What can the E.D. department bill for????
 
Not a Thing

On the physician side there is nothing to code since the physician never saw the patient. This kind of case is usually called LWOT....Left Without Treatment. It is worth keeping track of LWOTs since the number of LWOTs is an indication of ED efficiency.
I believe some EDs will bill a 99281 for the facility side in triage only cases.

Jim
 
The facility is allowed to bill what ever level is met by their assessment tool. So based on the nurses documentation, and the elements of what your facility has established must be met for a level 1, 2, or 3, etc. It does not have to have physician involvement on the facility side.
 
You would not be able to code for anything on the professional side but you could code on the facility side according to their guidelines. We all get those types of patients from time to time. They decide they are really not that sick after all!:rolleyes:


Judy N. LPN, CPC,CCS-P
 
On the facility side you would charge a level acorrding to what interventions the nurse performed before the patient left. At my facility if the patient is triaged as your example stated we woul code the reason the patient came in i.e sore thoart, stomach pain, foot pain and charge a level one (CPT 99281) for the E/M.
 
Some facilities dont bill for pt reasons...some do a E/M nurse only but I must say after waiting 2 hours..I'd be stressed and think it was time to go too
 
Based on CMS, you would not be able to bill a facility fee in this situation. The facility fee is incident to the provider.

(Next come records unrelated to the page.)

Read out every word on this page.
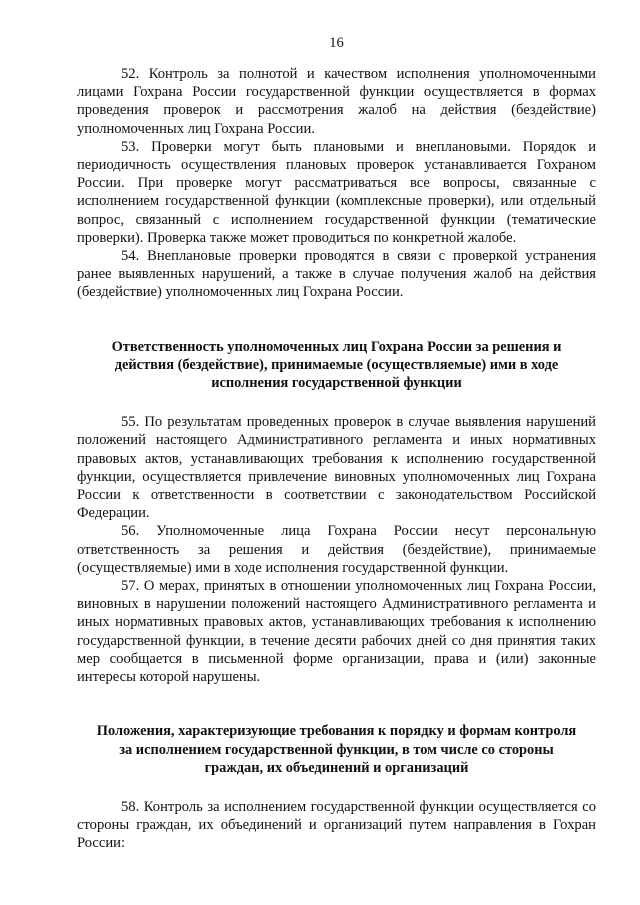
16

52. Контроль за полнотой и качеством исполнения уполномоченными лицами Гохрана России государственной функции осуществляется в формах проведения проверок и рассмотрения жалоб на действия (бездействие) уполномоченных лиц Гохрана России.

53. Проверки могут быть плановыми и внеплановыми. Порядок и периодичность осуществления плановых проверок устанавливается Гохраном России. При проверке могут рассматриваться все вопросы, связанные с исполнением государственной функции (комплексные проверки), или отдельный вопрос, связанный с исполнением государственной функции (тематические проверки). Проверка также может проводиться по конкретной жалобе.

54. Внеплановые проверки проводятся в связи с проверкой устранения ранее выявленных нарушений, а также в случае получения жалоб на действия (бездействие) уполномоченных лиц Гохрана России.

Ответственность уполномоченных лиц Гохрана России за решения и действия (бездействие), принимаемые (осуществляемые) ими в ходе исполнения государственной функции

55. По результатам проведенных проверок в случае выявления нарушений положений настоящего Административного регламента и иных нормативных правовых актов, устанавливающих требования к исполнению государственной функции, осуществляется привлечение виновных уполномоченных лиц Гохрана России к ответственности в соответствии с законодательством Российской Федерации.

56. Уполномоченные лица Гохрана России несут персональную ответственность за решения и действия (бездействие), принимаемые (осуществляемые) ими в ходе исполнения государственной функции.

57. О мерах, принятых в отношении уполномоченных лиц Гохрана России, виновных в нарушении положений настоящего Административного регламента и иных нормативных правовых актов, устанавливающих требования к исполнению государственной функции, в течение десяти рабочих дней со дня принятия таких мер сообщается в письменной форме организации, права и (или) законные интересы которой нарушены.

Положения, характеризующие требования к порядку и формам контроля за исполнением государственной функции, в том числе со стороны граждан, их объединений и организаций

58. Контроль за исполнением государственной функции осуществляется со стороны граждан, их объединений и организаций путем направления в Гохран России:
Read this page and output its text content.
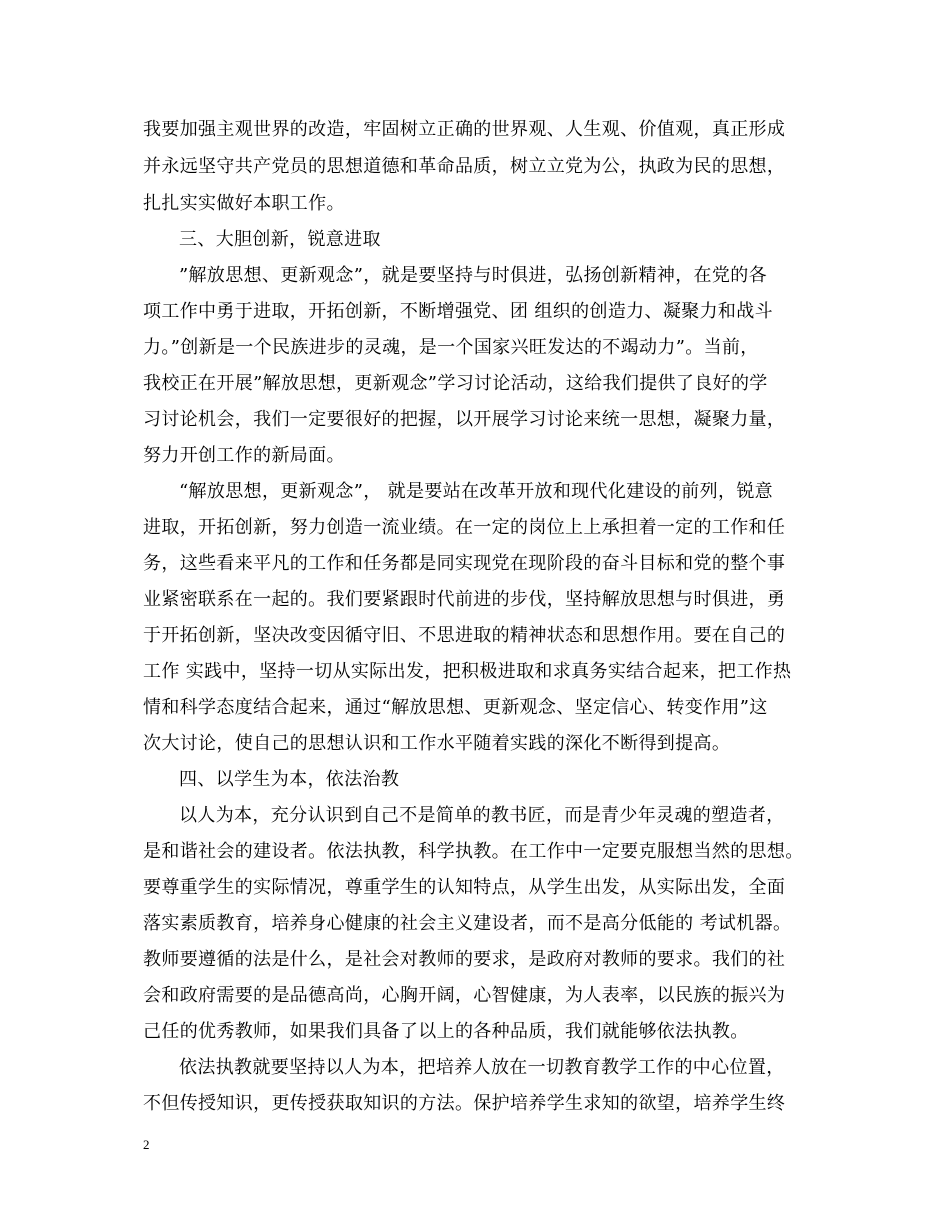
我要加强主观世界的改造，牢固树立正确的世界观、人生观、价值观，真正形成
并永远坚守共产党员的思想道德和革命品质，树立立党为公，执政为民的思想，
扎扎实实做好本职工作。
三、大胆创新，锐意进取
”解放思想、更新观念”，就是要坚持与时俱进，弘扬创新精神，在党的各
项工作中勇于进取，开拓创新，不断增强党、团 组织的创造力、凝聚力和战斗
力。”创新是一个民族进步的灵魂，是一个国家兴旺发达的不竭动力”。当前，
我校正在开展”解放思想，更新观念”学习讨论活动，这给我们提供了良好的学
习讨论机会，我们一定要很好的把握，以开展学习讨论来统一思想，凝聚力量，
努力开创工作的新局面。
“解放思想，更新观念”， 就是要站在改革开放和现代化建设的前列，锐意
进取，开拓创新，努力创造一流业绩。在一定的岗位上上承担着一定的工作和任
务，这些看来平凡的工作和任务都是同实现党在现阶段的奋斗目标和党的整个事
业紧密联系在一起的。我们要紧跟时代前进的步伐，坚持解放思想与时俱进，勇
于开拓创新，坚决改变因循守旧、不思进取的精神状态和思想作用。要在自己的
工作 实践中，坚持一切从实际出发，把积极进取和求真务实结合起来，把工作热
情和科学态度结合起来，通过“解放思想、更新观念、坚定信心、转变作用”这
次大讨论，使自己的思想认识和工作水平随着实践的深化不断得到提高。
四、以学生为本，依法治教
以人为本，充分认识到自己不是简单的教书匠，而是青少年灵魂的塑造者，
是和谐社会的建设者。依法执教，科学执教。在工作中一定要克服想当然的思想。
要尊重学生的实际情况，尊重学生的认知特点，从学生出发，从实际出发，全面
落实素质教育，培养身心健康的社会主义建设者，而不是高分低能的 考试机器。
教师要遵循的法是什么，是社会对教师的要求，是政府对教师的要求。我们的社
会和政府需要的是品德高尚，心胸开阔，心智健康，为人表率，以民族的振兴为
己任的优秀教师，如果我们具备了以上的各种品质，我们就能够依法执教。
依法执教就要坚持以人为本，把培养人放在一切教育教学工作的中心位置，
不但传授知识，更传授获取知识的方法。保护培养学生求知的欲望，培养学生终
2
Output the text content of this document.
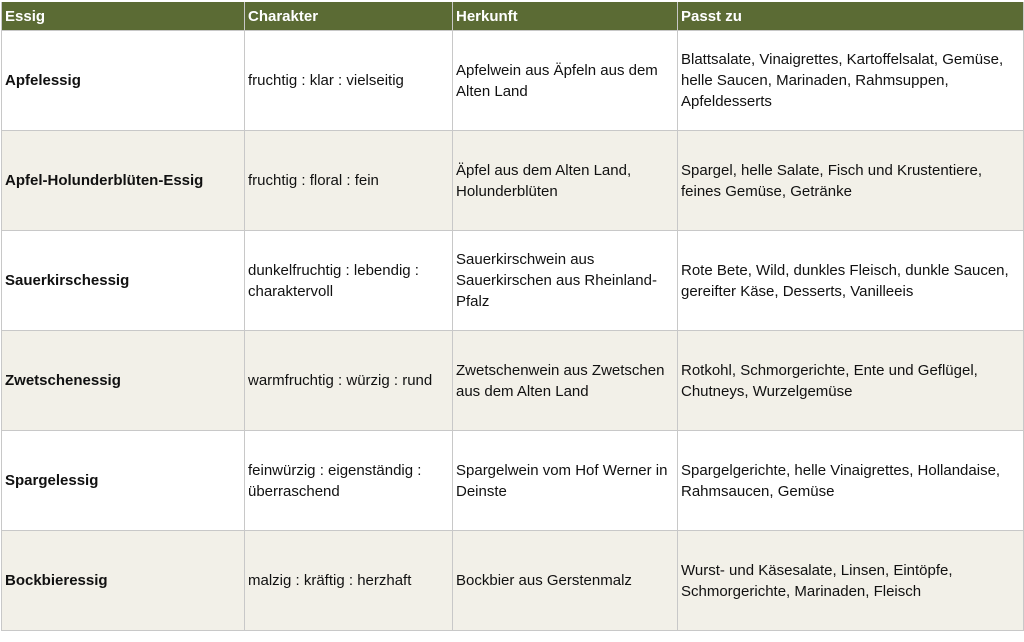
Essig	Charakter	Herkunft	Passt zu
Apfelessig	fruchtig : klar : vielseitig	Apfelwein aus Äpfeln aus dem Alten Land	Blattsalate, Vinaigrettes, Kartoffelsalat, Gemüse, helle Saucen, Marinaden, Rahmsuppen, Apfeldesserts
Apfel-Holunderblüten-Essig	fruchtig : floral : fein	Äpfel aus dem Alten Land, Holunderblüten	Spargel, helle Salate, Fisch und Krustentiere, feines Gemüse, Getränke
Sauerkirschessig	dunkelfruchtig : lebendig : charaktervoll	Sauerkirschwein aus Sauerkirschen aus Rheinland-Pfalz	Rote Bete, Wild, dunkles Fleisch, dunkle Saucen, gereifter Käse, Desserts, Vanilleeis
Zwetschenessig	warmfruchtig : würzig : rund	Zwetschenwein aus Zwetschen aus dem Alten Land	Rotkohl, Schmorgerichte, Ente und Geflügel, Chutneys, Wurzelgemüse
Spargelessig	feinwürzig : eigenständig : überraschend	Spargelwein vom Hof Werner in Deinste	Spargelgerichte, helle Vinaigrettes, Hollandaise, Rahmsaucen, Gemüse
Bockbieressig	malzig : kräftig : herzhaft	Bockbier aus Gerstenmalz	Wurst- und Käsesalate, Linsen, Eintöpfe, Schmorgerichte, Marinaden, Fleisch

If the provider doesn't see the patient they aren't incident to.

http://edocket.access.gpo.gov/2009/pdf/E9-26499.pdf

I believe it starts on page 262, obviously there is a lot more to it than I posted below but that is the heart of the matter essentially.

"Medicare makes payment for hospital
outpatient services ‘‘incident to'' the
services of physicians in the treatment
of patients as described in section
1861(s)(2)(B) of the Act. Section
410.27(a)(1)(ii)"

Laura, CPC, CPMA, CEMC
 
Based on CMS, you would not be able to bill a facility fee in this situation. The facility fee is incident to the provider. If the provider doesn't see the patient they aren't incident to.

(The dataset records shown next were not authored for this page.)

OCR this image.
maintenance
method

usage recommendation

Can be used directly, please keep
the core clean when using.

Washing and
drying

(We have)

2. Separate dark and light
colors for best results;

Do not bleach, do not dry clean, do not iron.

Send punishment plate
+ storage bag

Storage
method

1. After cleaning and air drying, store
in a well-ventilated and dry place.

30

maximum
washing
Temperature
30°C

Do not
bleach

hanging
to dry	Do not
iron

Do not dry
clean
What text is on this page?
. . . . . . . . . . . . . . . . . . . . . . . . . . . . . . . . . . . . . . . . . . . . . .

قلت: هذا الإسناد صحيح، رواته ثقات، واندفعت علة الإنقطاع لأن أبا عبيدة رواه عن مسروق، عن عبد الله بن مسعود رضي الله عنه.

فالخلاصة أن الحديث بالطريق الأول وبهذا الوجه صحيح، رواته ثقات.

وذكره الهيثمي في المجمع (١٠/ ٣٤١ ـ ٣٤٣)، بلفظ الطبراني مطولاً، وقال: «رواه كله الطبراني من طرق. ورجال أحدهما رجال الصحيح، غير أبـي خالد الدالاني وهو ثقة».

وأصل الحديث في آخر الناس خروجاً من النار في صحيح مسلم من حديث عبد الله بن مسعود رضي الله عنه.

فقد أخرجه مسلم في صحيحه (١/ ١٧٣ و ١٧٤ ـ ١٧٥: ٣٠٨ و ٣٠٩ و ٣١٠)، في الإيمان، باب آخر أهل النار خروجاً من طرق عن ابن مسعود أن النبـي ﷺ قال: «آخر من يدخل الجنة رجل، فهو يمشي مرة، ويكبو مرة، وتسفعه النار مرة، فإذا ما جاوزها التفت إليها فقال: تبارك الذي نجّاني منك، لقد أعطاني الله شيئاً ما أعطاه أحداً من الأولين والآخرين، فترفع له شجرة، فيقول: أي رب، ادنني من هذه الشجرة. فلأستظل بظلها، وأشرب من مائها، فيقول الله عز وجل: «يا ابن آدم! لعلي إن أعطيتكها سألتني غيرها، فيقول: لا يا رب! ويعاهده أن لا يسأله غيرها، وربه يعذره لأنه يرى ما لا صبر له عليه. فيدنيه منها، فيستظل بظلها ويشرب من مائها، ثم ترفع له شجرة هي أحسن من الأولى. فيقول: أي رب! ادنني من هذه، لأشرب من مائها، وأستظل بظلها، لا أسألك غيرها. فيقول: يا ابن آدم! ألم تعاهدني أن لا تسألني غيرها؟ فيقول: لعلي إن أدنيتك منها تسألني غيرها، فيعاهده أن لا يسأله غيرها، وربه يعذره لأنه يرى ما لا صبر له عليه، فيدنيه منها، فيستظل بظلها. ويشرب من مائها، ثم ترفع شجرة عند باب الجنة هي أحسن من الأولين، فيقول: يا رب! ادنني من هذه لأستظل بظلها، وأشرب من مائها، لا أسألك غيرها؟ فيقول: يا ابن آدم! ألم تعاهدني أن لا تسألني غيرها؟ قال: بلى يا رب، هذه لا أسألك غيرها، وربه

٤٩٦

http://edocket.access.gpo.gov/2009/pdf/E9-26499.pdf

I believe it starts on page 262, obviously there is a lot more to it than I posted below but that is the heart of the matter essentially.

"Medicare makes payment for hospital
outpatient services ‘‘incident to'' the
services of physicians in the treatment
of patients as described in section
1861(s)(2)(B) of the Act. Section
410.27(a)(1)(ii)"

Laura, CPC, CPMA, CEMC

Actually you can code a 99281 for the facility for doing the vital signs. A physician does not have to see a patient in order to code for "facility" levels. For instance, a patient comes to the ED to have blood drawn for whatever reason and they do not see an ED doctor. The facility can bill a level. Same as if a patient is triaged and has a x-ray ordered from triage but never sees a doctor because they decide to leave, you can still code a facility level.
 
If you could provide me documentation of that I would greatly appreciate it. The ED at our hospital got in trouble for doing that and had to stop based on the above info I posted. I don't code/audit for them but we report thru the same chain and I go to many meetings where this is discussed. I would love to give them good news.

Thanks

Laura, CPC, CPMA, CEMC
 
Laura,
The facility E&M is dependent on the facility created assement criteria for a level one and is based on the utilization of the facilities resources. When you say they got in trouble for this can you tell me by whom and exactly what the problem was . Because a nurse triage alone is definitly billable from the facility standpoint.